I’ll end with a critical note (perhaps more of my reading than of the book) and a warning.  The critical note is that, despite the overall chronological organization of the book (from deep time to the present), I found it quite easy to get lost, unsure of where we were in the story and who the characters were.  Quite frequently, Panciroli observes, parenthetically, that some subject or person she’s just mentioned will appear later in the book.  Perhaps this simply reflects the fits and starts of the actual evolution of mammals (as she frequently stresses, evolution doesn’t have an endgame in mind) and the course of paleontological work.  Nevertheless, I did lose my way at times, but the grace of her writing and the power of the narrative pulled me through.

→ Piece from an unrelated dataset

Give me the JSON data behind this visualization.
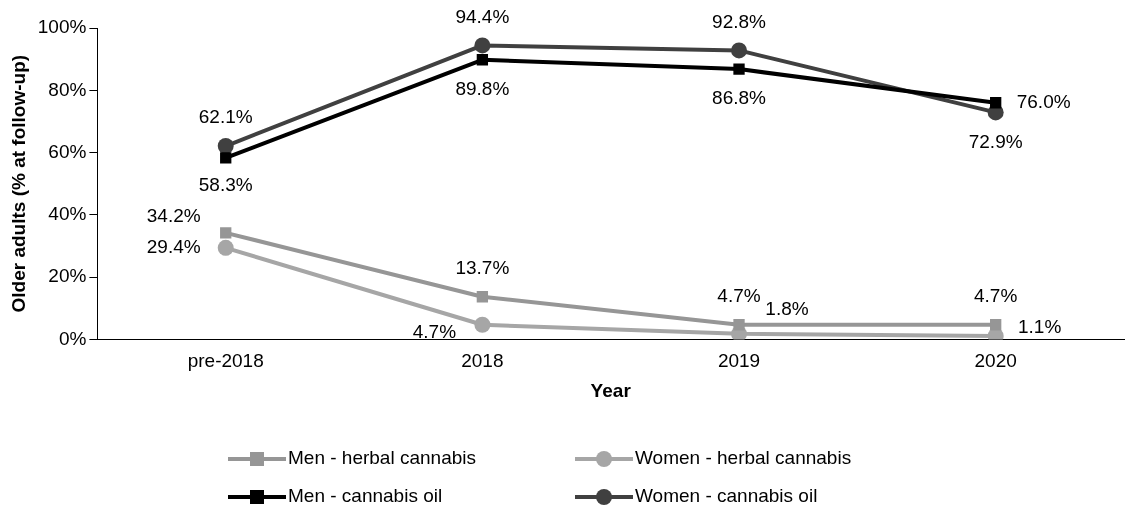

The warning is this:  Don’t read this book in the Kindle version.  My first reading of it was Kindle-based.  Only when I came to research this post and acquired the print version, did I discover the book’s beautiful and informative photographs, and, most importantly, the endpapers that provide a wonderfully useful cladogram showing graphically the relationships of most of the major taxa that appear in this story.  Sadly, all of that is missing from the Kindle version.